Gaza War, One Year Later: Knesset set to mark anniversary

The parliament will hear from IDF conscripts and reservists wounded during combat in Gaza.

One year on: Reflection of Protective Edge soldier Dor Matot
Israel’s parliament on Tuesday will mark the one-year anniversary of the outbreak of the Gaza conflagration by devoting a series of plenum and committee discussions to examining Operation Protective Edge and its aftermath.
 
The Knesset will hear from IDF conscripts and reservists wounded during combat in Gaza. The soldiers, who have been recognized as wounded veterans, will tell lawmakers of the difficulties they have encountered with bureaucratic red tape while trying to obtain benefits from the state.
The parliament will also hear statements by small business owners from the South who say they have yet to receive state recovery aid in the year since the fighting ended.
Yesh Atid MK Ofer Shelah gathered data in preparation for a special session of the Knesset’s Labor, Welfare, and Health Committee. According to Shelah’s research, 322 IDF conscripts, reservists, and noncommissioned officers who were wounded during Operation Protective Edge were granted wounded veteran status since the war’s end. Of that number, 83 percent have yet to complete the process of determining the extent of their disabilities, a prerequisite toward receiving the necessary medical care.
The figures compiled by Shelah also show that many of those wounded are not receiving the financial benefits to which they are entitled due to the slow pace of processing by the medical committees examining their cases.
According to the data, 69% of wounded veterans reported that their families had suffered economic hardships as a result of the injuries incurred during combat.
Shelah also discovered that 86% of wounded vets are unaware of the full extent of their benefits since they claim that the Defense Ministry has not apprised fully apprised them of their entitlements.

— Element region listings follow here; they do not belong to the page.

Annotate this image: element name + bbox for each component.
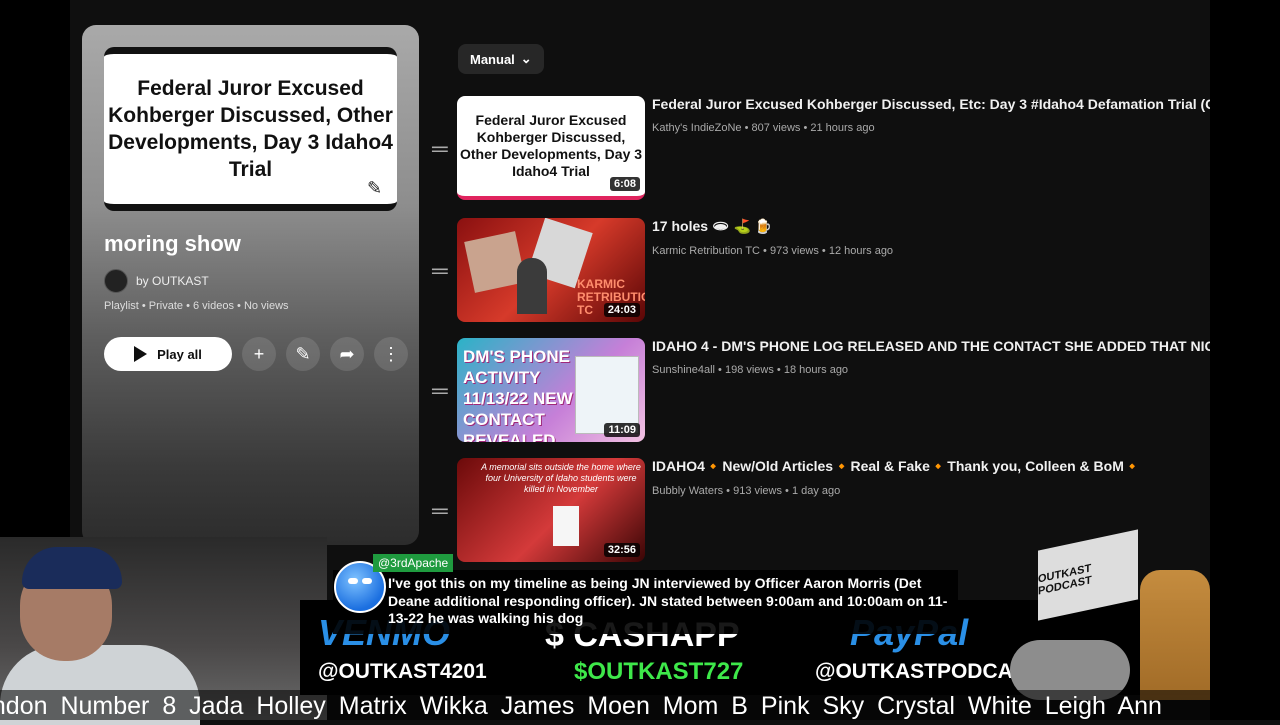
video-title[interactable]: IDAHO4🔸New/Old Articles🔸Real & Fake🔸Than… xyxy=(652,458,1210,475)
ticker-text: ondon Number 8 Jada Holley Matrix Wikka … xyxy=(0,692,1162,720)
more-icon[interactable]: ⋮ xyxy=(374,337,408,371)
duration-badge: 11:09 xyxy=(604,423,640,437)
plus-icon[interactable]: + xyxy=(242,337,276,371)
playlist-header: Federal Juror Excused Kohberger Discusse… xyxy=(82,25,419,545)
playlist-actions: Play all + ✎ ➦ ⋮ xyxy=(104,337,408,371)
pencil-icon[interactable]: ✎ xyxy=(367,178,387,198)
video-meta: Sunshine4all • 198 views • 18 hours ago xyxy=(652,364,849,376)
video-title[interactable]: Federal Juror Excused Kohberger Discusse… xyxy=(652,96,1210,112)
video-meta: Bubbly Waters • 913 views • 1 day ago xyxy=(652,485,841,497)
video-info: Federal Juror Excused Kohberger Discusse… xyxy=(652,96,1210,134)
sort-label: Manual xyxy=(470,51,515,67)
house-door xyxy=(553,506,579,546)
video-thumbnail[interactable]: DM'S PHONE ACTIVITY 11/13/22 NEW CONTACT… xyxy=(457,338,645,442)
drag-handle-icon[interactable]: ═ xyxy=(432,258,448,284)
play-icon xyxy=(134,346,148,362)
duration-badge: 6:08 xyxy=(609,177,640,191)
play-all-button[interactable]: Play all xyxy=(104,337,232,371)
thumbnail-text: Federal Juror Excused Kohberger Discusse… xyxy=(459,112,643,179)
podcast-logo-text: OUTKAST PODCAST xyxy=(1038,562,1092,598)
playlist-title[interactable]: moring show xyxy=(104,231,241,257)
chat-username: @3rdApache xyxy=(373,554,454,572)
video-title[interactable]: 17 holes 🕳 ⛳ 🍺 xyxy=(652,218,1210,235)
sort-dropdown[interactable]: Manual ⌄ xyxy=(458,44,544,74)
name-ticker: ondon Number 8 Jada Holley Matrix Wikka … xyxy=(0,690,1280,720)
webcam-cap xyxy=(22,547,122,589)
video-title[interactable]: IDAHO 4 - DM'S PHONE LOG RELEASED AND TH… xyxy=(652,338,1210,354)
avatar[interactable] xyxy=(104,269,128,293)
video-info: 17 holes 🕳 ⛳ 🍺 Karmic Retribution TC • 9… xyxy=(652,218,1210,257)
play-all-label: Play all xyxy=(157,346,202,362)
video-row-2[interactable]: ═ KARMIC RETRIBUTION TC 24:03 17 holes 🕳… xyxy=(430,218,1210,326)
left-letterbox xyxy=(0,0,70,540)
drag-handle-icon[interactable]: ═ xyxy=(432,498,448,524)
playlist-thumbnail[interactable]: Federal Juror Excused Kohberger Discusse… xyxy=(104,47,397,211)
edit-icon[interactable]: ✎ xyxy=(286,337,320,371)
person-figure xyxy=(517,258,547,314)
video-meta: Kathy's IndieZoNe • 807 views • 21 hours… xyxy=(652,122,875,134)
video-thumbnail[interactable]: KARMIC RETRIBUTION TC 24:03 xyxy=(457,218,645,322)
avatar-eye xyxy=(362,578,372,584)
avatar-eye xyxy=(348,578,358,584)
video-info: IDAHO 4 - DM'S PHONE LOG RELEASED AND TH… xyxy=(652,338,1210,376)
duration-badge: 24:03 xyxy=(603,303,640,317)
share-icon[interactable]: ➦ xyxy=(330,337,364,371)
video-row-1[interactable]: ═ Federal Juror Excused Kohberger Discus… xyxy=(430,96,1210,204)
playlist-meta: Playlist • Private • 6 videos • No views xyxy=(104,300,289,312)
right-letterbox xyxy=(1210,0,1280,720)
duration-badge: 32:56 xyxy=(603,543,640,557)
giraffe-graphic xyxy=(1140,570,1210,700)
video-meta: Karmic Retribution TC • 973 views • 12 h… xyxy=(652,245,894,257)
chat-message: I've got this on my timeline as being JN… xyxy=(388,575,948,626)
playlist-owner: by OUTKAST xyxy=(104,269,209,293)
thumbnail-text: DM'S PHONE ACTIVITY 11/13/22 NEW CONTACT… xyxy=(463,347,573,442)
owner-label[interactable]: by OUTKAST xyxy=(136,274,209,288)
playlist-thumbnail-text: Federal Juror Excused Kohberger Discusse… xyxy=(108,77,393,181)
drag-handle-icon[interactable]: ═ xyxy=(432,378,448,404)
chevron-down-icon: ⌄ xyxy=(520,51,532,66)
paypal-handle: @OUTKASTPODCAST xyxy=(815,660,1040,683)
video-thumbnail[interactable]: Federal Juror Excused Kohberger Discusse… xyxy=(457,96,645,200)
video-thumbnail[interactable]: A memorial sits outside the home where f… xyxy=(457,458,645,562)
video-row-3[interactable]: ═ DM'S PHONE ACTIVITY 11/13/22 NEW CONTA… xyxy=(430,338,1210,446)
video-info: IDAHO4🔸New/Old Articles🔸Real & Fake🔸Than… xyxy=(652,458,1210,497)
cashapp-handle: $OUTKAST727 xyxy=(574,658,744,685)
drag-handle-icon[interactable]: ═ xyxy=(432,136,448,162)
venmo-handle: @OUTKAST4201 xyxy=(318,660,487,683)
thumbnail-text: A memorial sits outside the home where f… xyxy=(481,462,641,494)
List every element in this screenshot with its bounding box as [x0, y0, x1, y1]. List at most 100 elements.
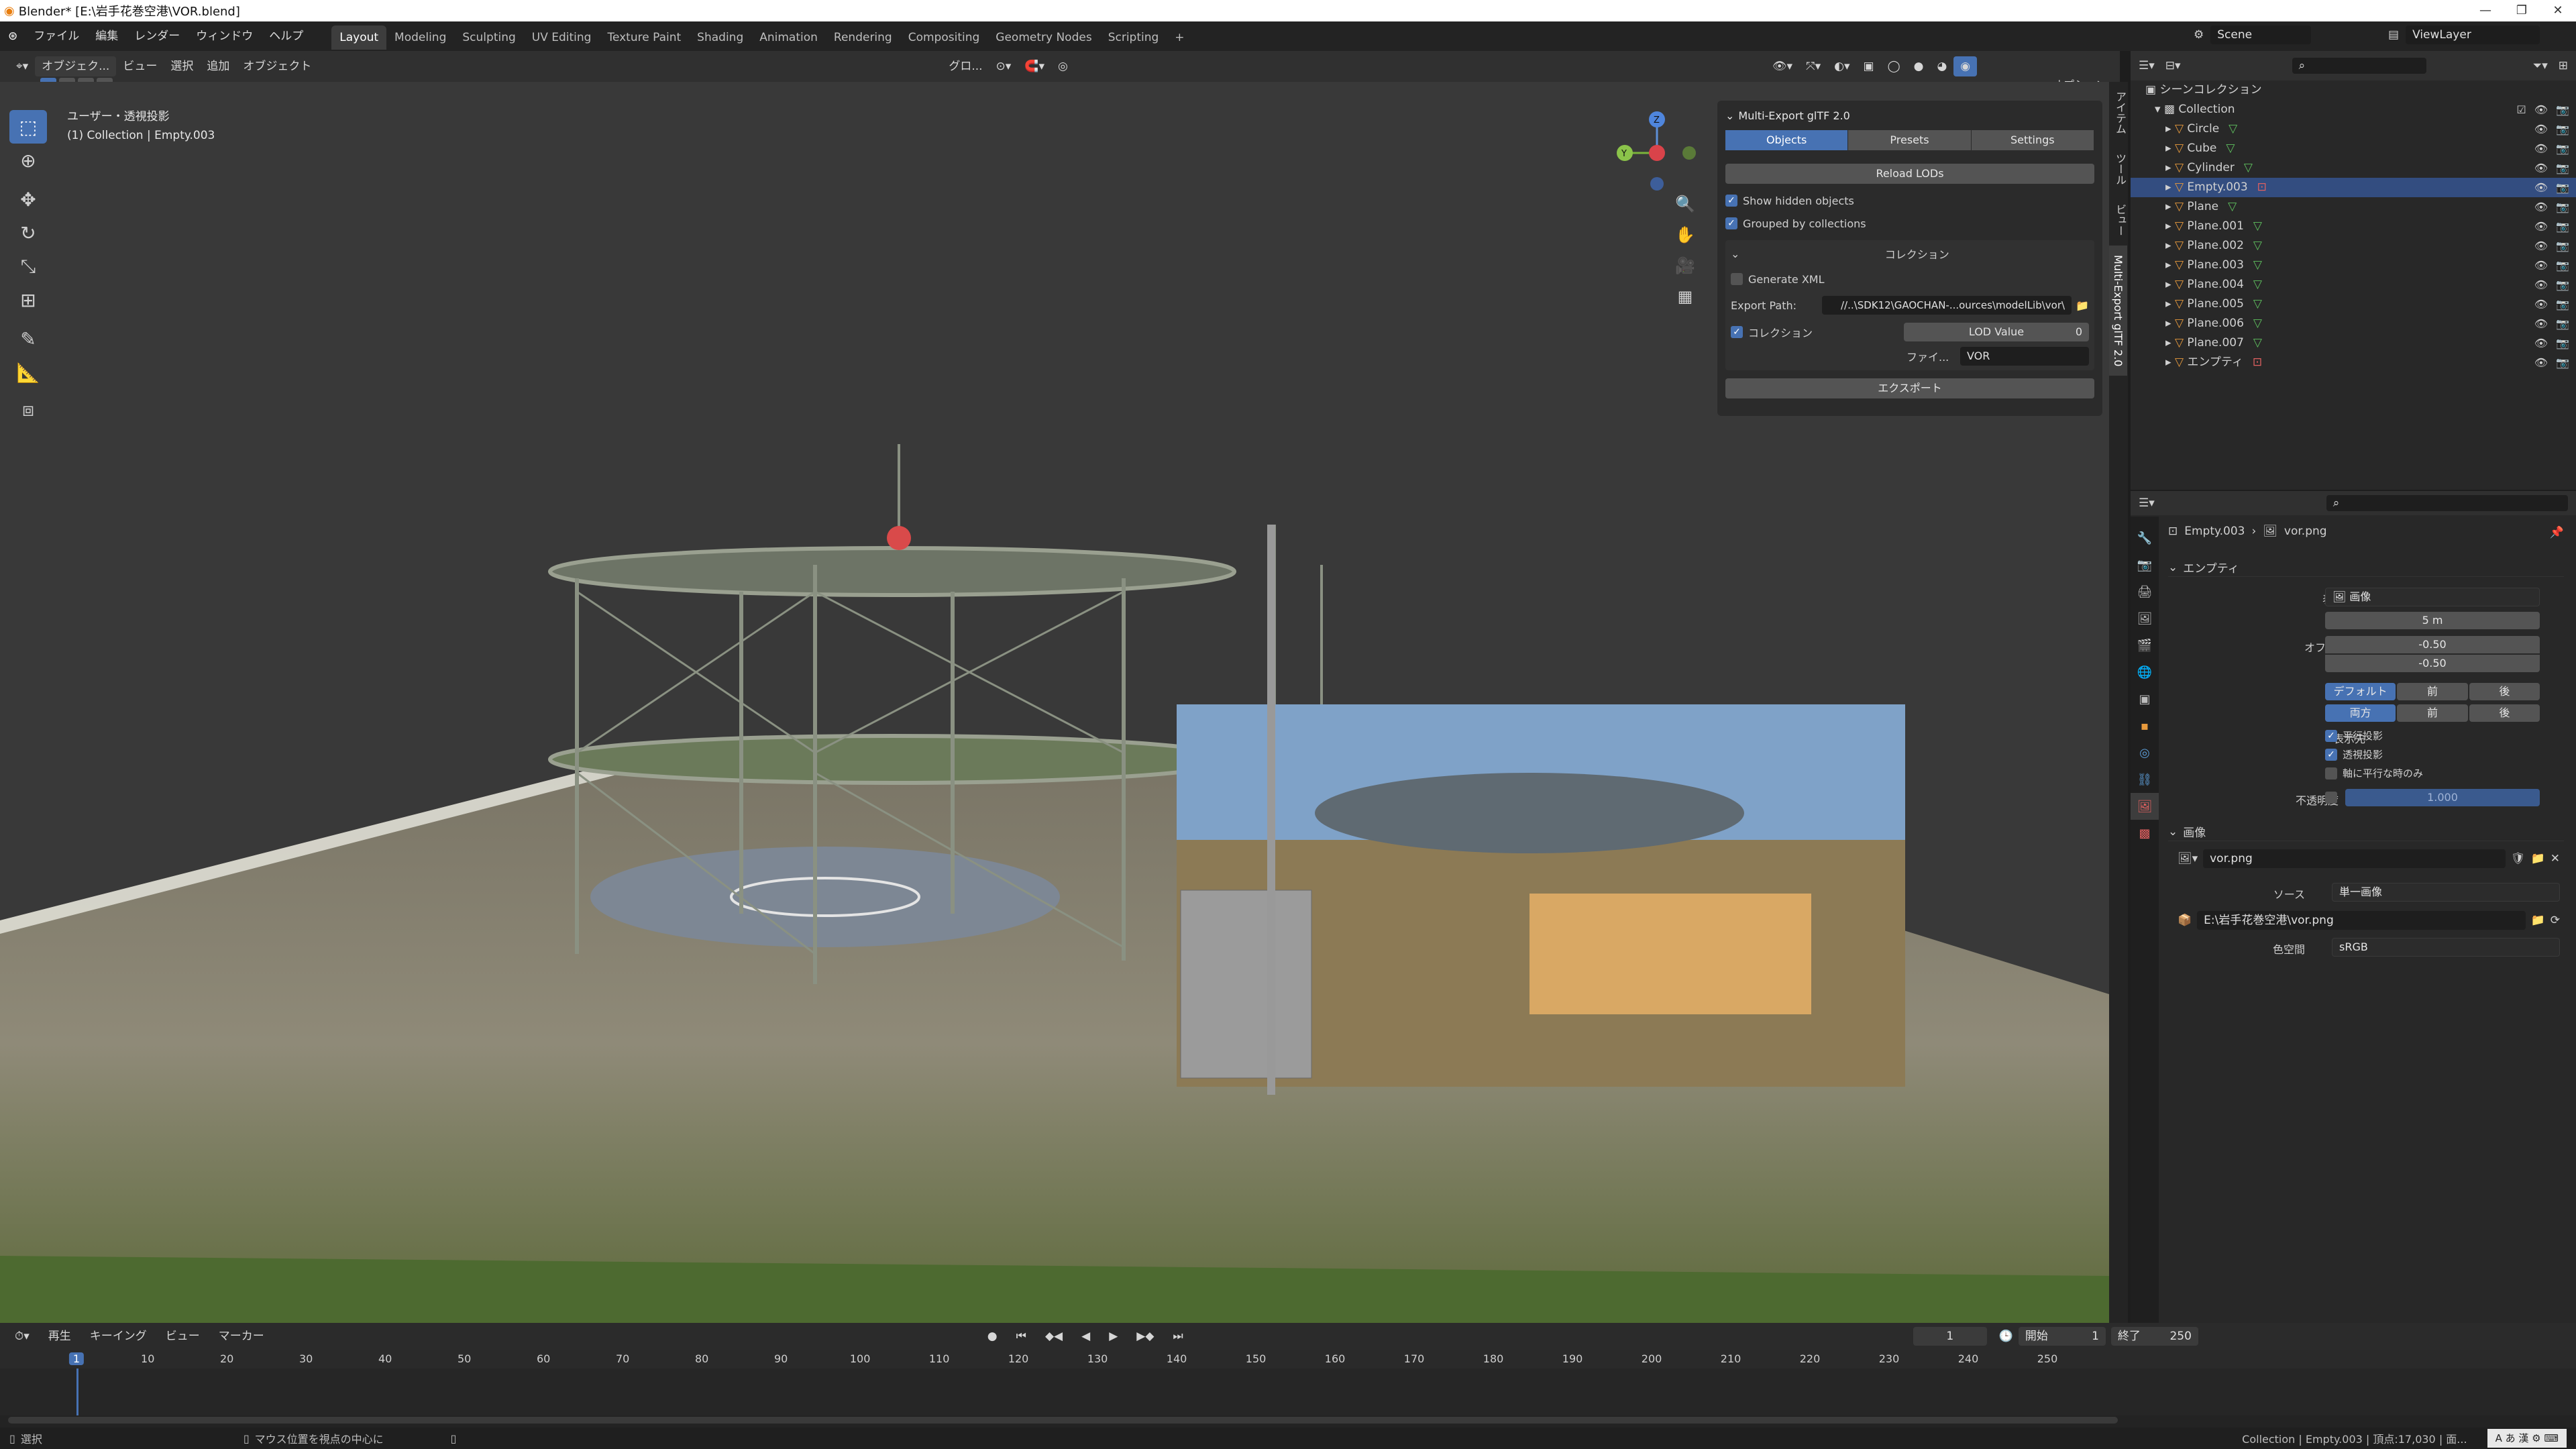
camera-icon[interactable]: 📷 [2556, 217, 2569, 236]
expand-icon[interactable]: ▾ [2155, 103, 2164, 116]
empty-section-header[interactable]: ⌄ エンプティ [2168, 558, 2564, 577]
eye-icon[interactable]: 👁 [2534, 158, 2548, 178]
object-tab-icon[interactable]: ▪ [2131, 712, 2159, 739]
mesh-data-icon[interactable]: ▽ [2253, 297, 2262, 311]
folder-icon[interactable]: 📁 [2531, 914, 2545, 927]
export-path-input[interactable]: //..\SDK12\GAOCHAN-...ources\modelLib\vo… [1822, 296, 2072, 315]
outliner-item[interactable]: ▸ ▽ Plane.004 ▽ 👁 📷 [2131, 275, 2576, 294]
editor-type-icon[interactable]: ⌖▾ [9, 56, 35, 76]
tab-multi-export[interactable]: Multi-Export glTF 2.0 [2109, 246, 2127, 376]
mesh-data-icon[interactable]: ▽ [2253, 239, 2262, 252]
editor-type-icon[interactable]: ⏱▾ [8, 1326, 36, 1346]
expand-icon[interactable]: ▸ [2165, 142, 2175, 155]
outliner-item[interactable]: ▸ ▽ Plane ▽ 👁 📷 [2131, 197, 2576, 217]
tab-uv-editing[interactable]: UV Editing [524, 25, 600, 50]
eye-icon[interactable]: 👁 [2534, 139, 2548, 158]
overlay-toggle-icon[interactable]: ◐▾ [1827, 56, 1856, 76]
camera-icon[interactable]: 📷 [2556, 333, 2569, 353]
offset-x-field[interactable]: -0.50 [2325, 636, 2540, 653]
collection-section-header[interactable]: ⌄ コレクション [1731, 244, 2089, 263]
tab-objects[interactable]: Objects [1725, 130, 1849, 150]
shading-wire-icon[interactable]: ◯ [1881, 56, 1907, 76]
rotate-tool-icon[interactable]: ↻ [9, 216, 47, 250]
eye-icon[interactable]: 👁 [2534, 197, 2548, 217]
camera-icon[interactable]: 📷 [2556, 353, 2569, 372]
new-collection-icon[interactable]: ⊞ [2559, 59, 2568, 72]
eye-icon[interactable]: 👁 [2534, 119, 2548, 139]
menu-help[interactable]: ヘルプ [261, 21, 311, 51]
end-frame-field[interactable]: 終了 250 [2110, 1327, 2198, 1346]
depth-default[interactable]: デフォルト [2325, 683, 2396, 700]
gizmo-neg-y[interactable] [1682, 146, 1696, 160]
filepath-field[interactable]: E:\岩手花巻空港\vor.png [2197, 911, 2526, 930]
open-image-icon[interactable]: 📁 [2531, 852, 2545, 865]
camera-view-icon[interactable]: 🎥 [1670, 251, 1700, 280]
camera-icon[interactable]: 📷 [2556, 139, 2569, 158]
select-box-tool-icon[interactable]: ⬚ [9, 110, 47, 144]
reload-lods-button[interactable]: Reload LODs [1725, 164, 2094, 184]
gizmo-toggle-icon[interactable]: ⤧▾ [1799, 56, 1827, 76]
panel-header[interactable]: ⌄ Multi-Export glTF 2.0 [1725, 106, 2094, 125]
camera-icon[interactable]: 📷 [2556, 178, 2569, 197]
image-data-icon[interactable]: ⊡ [2257, 180, 2267, 194]
tool-tab-icon[interactable]: 🔧 [2131, 525, 2159, 551]
object-data-tab-icon[interactable]: 🖼 [2131, 793, 2159, 820]
scene-selector[interactable]: ⚙ Scene [2194, 25, 2312, 44]
collapse-icon[interactable]: ⌄ [2168, 825, 2178, 839]
tab-presets[interactable]: Presets [1848, 130, 1972, 150]
menu-object[interactable]: オブジェクト [236, 56, 318, 76]
side-both[interactable]: 両方 [2325, 704, 2396, 722]
menu-keying[interactable]: キーイング [83, 1326, 154, 1346]
menu-view[interactable]: ビュー [116, 56, 164, 76]
eye-icon[interactable]: 👁 [2534, 314, 2548, 333]
prev-key-icon[interactable]: ◆◀ [1038, 1326, 1069, 1346]
side-back[interactable]: 後 [2469, 704, 2540, 722]
outliner-item[interactable]: ▸ ▽ Plane.001 ▽ 👁 📷 [2131, 217, 2576, 236]
opacity-checkbox[interactable] [2325, 792, 2337, 804]
camera-icon[interactable]: 📷 [2556, 294, 2569, 314]
display-mode-icon[interactable]: ⊟▾ [2165, 59, 2181, 72]
eye-icon[interactable]: 👁 [2534, 100, 2548, 119]
eye-icon[interactable]: 👁 [2534, 294, 2548, 314]
play-reverse-icon[interactable]: ◀ [1075, 1326, 1097, 1346]
mesh-data-icon[interactable]: ▽ [2253, 278, 2262, 291]
shading-material-icon[interactable]: ◕ [1930, 56, 1953, 76]
expand-icon[interactable]: ▸ [2165, 278, 2175, 291]
expand-icon[interactable]: ▸ [2165, 161, 2175, 174]
mesh-data-icon[interactable]: ▽ [2229, 122, 2237, 136]
record-icon[interactable]: ● [981, 1326, 1004, 1346]
show-persp-checkbox[interactable]: ✓ 透視投影 [2325, 747, 2383, 761]
editor-type-icon[interactable]: ☰▾ [2139, 496, 2155, 510]
tab-view[interactable]: ビュー [2109, 195, 2131, 246]
outliner-collection[interactable]: ▾ ▩ Collection ☑ 👁 📷 [2131, 100, 2576, 119]
image-data-icon[interactable]: ⊡ [2253, 356, 2262, 369]
move-tool-icon[interactable]: ✥ [9, 182, 47, 216]
expand-icon[interactable]: ▸ [2165, 297, 2175, 311]
snap-icon[interactable]: 🧲▾ [1018, 56, 1051, 76]
pin-icon[interactable]: 📌 [2550, 526, 2564, 539]
physics-tab-icon[interactable]: ◎ [2131, 739, 2159, 766]
outliner-item[interactable]: ▸ ▽ Plane.003 ▽ 👁 📷 [2131, 256, 2576, 275]
camera-icon[interactable]: 📷 [2556, 275, 2569, 294]
display-as-dropdown[interactable]: 🖼 画像 [2325, 588, 2540, 606]
tab-animation[interactable]: Animation [751, 25, 826, 50]
navigation-gizmo[interactable]: Z Y [1610, 109, 1704, 196]
tab-settings[interactable]: Settings [1971, 130, 2094, 150]
collapse-icon[interactable]: ⌄ [1725, 109, 1734, 122]
grouped-checkbox[interactable]: ✓ Grouped by collections [1725, 215, 2094, 232]
show-hidden-checkbox[interactable]: ✓ Show hidden objects [1725, 192, 2094, 209]
scene-name[interactable]: Scene [2210, 25, 2312, 44]
mesh-data-icon[interactable]: ▽ [2244, 161, 2253, 174]
checkbox-icon[interactable]: ☑ [2516, 100, 2526, 119]
transform-orientation[interactable]: グロ... [942, 56, 989, 76]
export-button[interactable]: エクスポート [1725, 378, 2094, 398]
file-name-input[interactable]: VOR [1960, 347, 2089, 366]
xray-icon[interactable]: ▣ [1857, 56, 1881, 76]
gizmo-neg-z[interactable] [1650, 177, 1664, 191]
show-ortho-checkbox[interactable]: ✓ 平行投影 [2325, 729, 2383, 743]
outliner-item[interactable]: ▸ ▽ Plane.002 ▽ 👁 📷 [2131, 236, 2576, 256]
camera-icon[interactable]: 📷 [2556, 100, 2569, 119]
eye-icon[interactable]: 👁 [2534, 275, 2548, 294]
collection-checkbox[interactable]: ✓ [1731, 326, 1743, 338]
viewlayer-name[interactable]: ViewLayer [2406, 25, 2540, 44]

Three-fourths of wounded veterans say they do not know whom to turn to in order to deal with the matter.
“These figures show that the Defense Ministry’s wounded veterans’ rehabilitation department is collapsing,” Shelah said. “This is on account of those who deserve more than anyone else - those who just a year ago were sent to combat to defend the towns of the South.”
“The shocking state of affairs in which wounded vets from the Gaza war are not being treated properly is a mark of Cain on [Israeli] society and the defense establishment.”